I noted a few banners on the balcony at the Holte End…”AVFC Our Obsession” and “The Holte End – The 12th Man.” These are in a similar vain to out banners at Chelsea. A nice touch I think. You may not have seen it on TV, but there is a permanent message on the balcony at the North Stand…it details about twenty words uttered by the commentator when Tony Morley crossed for Peter Withe to score the winning goal in the 1982 European Cup Final. Again, a nice touch. At half-time, a platoon of soldiers, just back from Afghanistan, were welcomed onto the pitch and they walked the perimeter, shaking hands with fans from both sides. I expected them to get to our section and for the first one to ask “right – where’s Lovejoy?” Bob was about six seats away from Lovejoy and reported that he stayed awake all game.

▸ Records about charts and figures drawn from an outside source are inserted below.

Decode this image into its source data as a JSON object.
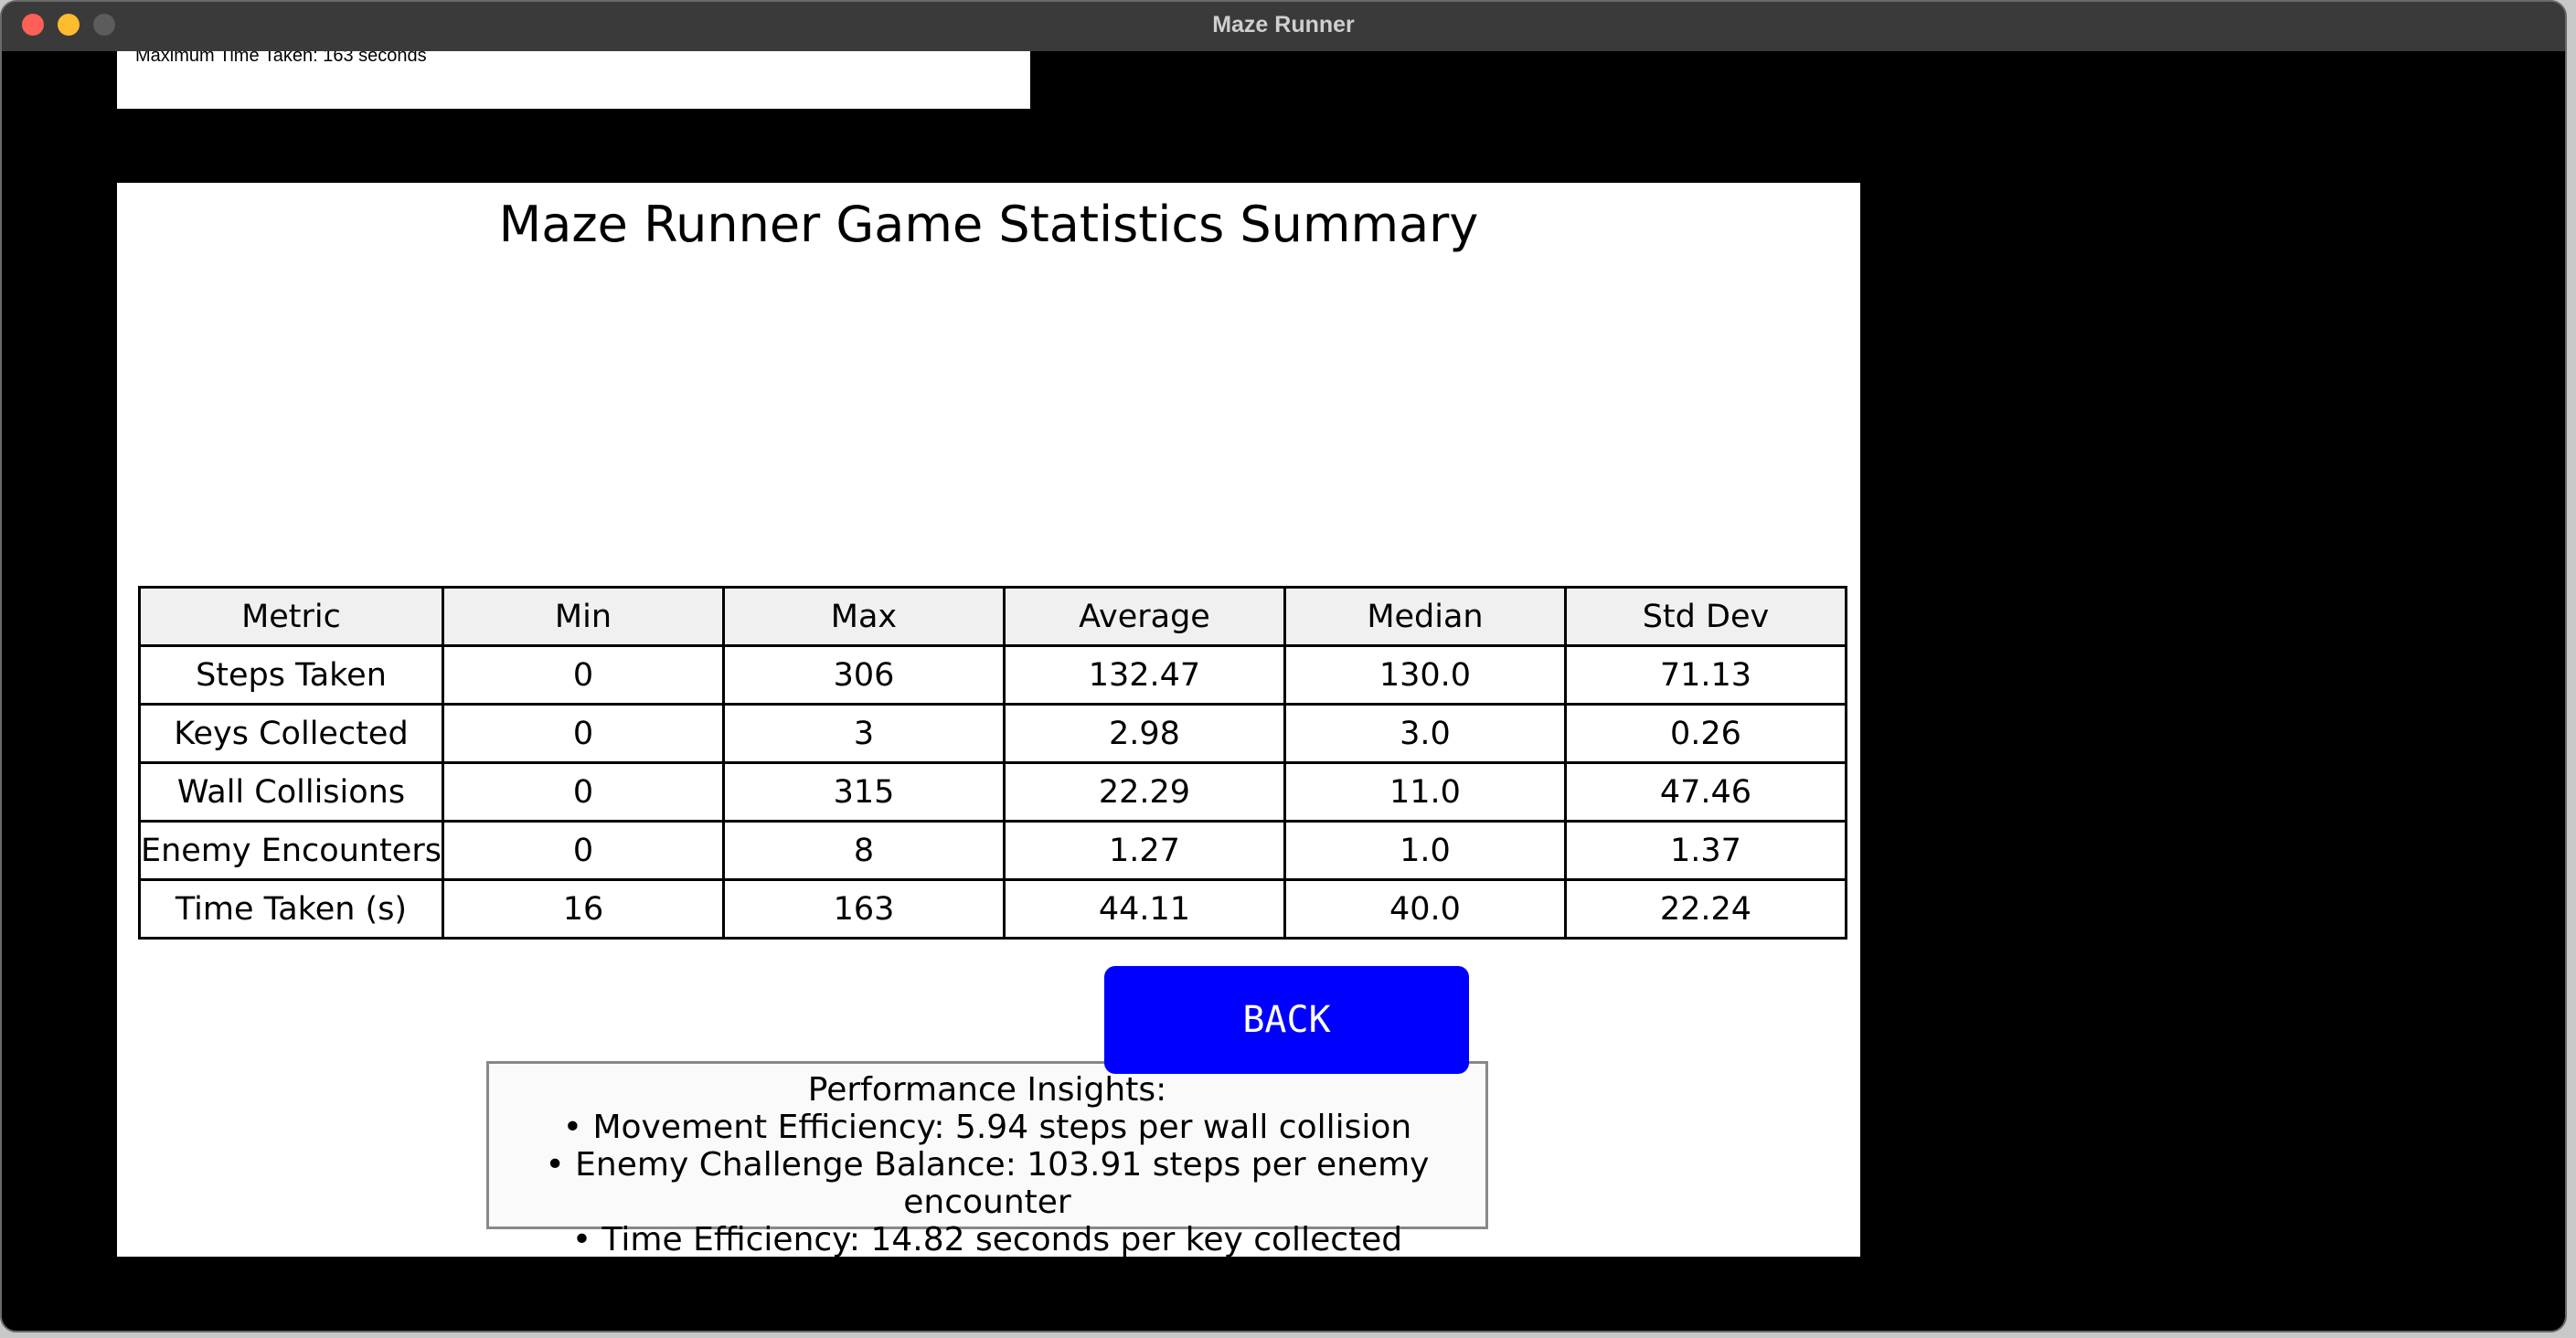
{
  "window": {
    "title": "Maze Runner"
  },
  "top_panel": {
    "text": "Maximum Time Taken: 163 seconds"
  },
  "summary": {
    "title": "Maze Runner Game Statistics Summary",
    "table": {
      "header": [
        "Metric",
        "Min",
        "Max",
        "Average",
        "Median",
        "Std Dev"
      ],
      "rows": [
        [
          "Steps Taken",
          "0",
          "306",
          "132.47",
          "130.0",
          "71.13"
        ],
        [
          "Keys Collected",
          "0",
          "3",
          "2.98",
          "3.0",
          "0.26"
        ],
        [
          "Wall Collisions",
          "0",
          "315",
          "22.29",
          "11.0",
          "47.46"
        ],
        [
          "Enemy Encounters",
          "0",
          "8",
          "1.27",
          "1.0",
          "1.37"
        ],
        [
          "Time Taken (s)",
          "16",
          "163",
          "44.11",
          "40.0",
          "22.24"
        ]
      ]
    },
    "button": "BACK",
    "insights": {
      "title": "Performance Insights:",
      "lines": [
        "• Movement Efficiency: 5.94 steps per wall collision",
        "• Enemy Challenge Balance: 103.91 steps per enemy encounter",
        "• Time Efficiency: 14.82 seconds per key collected"
      ]
    }
  }
}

Soon into the second-half, my good mate Alan pointed out past the North stand, to my right and said “blimey – looks like even the mascots have given up on the game.” The two Aston Villa mascots ( lions – no doubt called Rory and Leo I suspect ) were seen walking across the Villa car park…as bizarre a sight as I have seen for ages, like something from a Dom Joly TV show. I had to capture it on film – and once I get the photograph, I will run it as a caption competition. My submission is –
“Right, I’ll see you back home. Don’t forget the shopping – a tin of baked beans, some washing up liquid, a wildebeest and a couple of gazelles.”
Roars of laughter.
Villa had more of the game in the second-half and I had to note that on many occasions our central three of Mikel, Ballack and Lampard were too close to each other. We seemed unable to exploit space out wide. However, I thought Deco did OK when he came on. Villa had a few half-chances but their finishes were poor. JT had a great game alongside Alex, especially when they were faced with both Carew and Heskey.
Loads more photographs of the team celebrating together in front of the delirious away fans at the end of the game, too.
Well happy with the result. Fine singing from us, too.
I met up after with all my mates outside The Cap And Gown pub. Andy, Parky and myself were headed home, but the other members of The Bing ( Alan, Gary, Daryl, Simon, Milo, plus associate member Bob ) were off into the city centre for some beers. We will all meet again on Wednesday for the Juventus game. It was very warm on the trot back to the car – February for heavens sake! I overheard a few Villa fans grumbling to each other and inwardly smiled.
We were very happy to hear that the Goons had dropped points at home. The weather was beautiful as we raced south. What a nice day out. Just time for a solitary beer at The Black Horse in Trowbridge and we arrived just as United scored. We watched for half-an-hour, the pub full of plastic United fans. Parky looked like he was looking for an excuse to give a United fan some verbal, so I excused myself and left just before Ronaldo gave them the 2-1 win.
United will win the league this season, but I think we can push on and finish second.
I have waited thirty-four years to say this…”Juventus next.”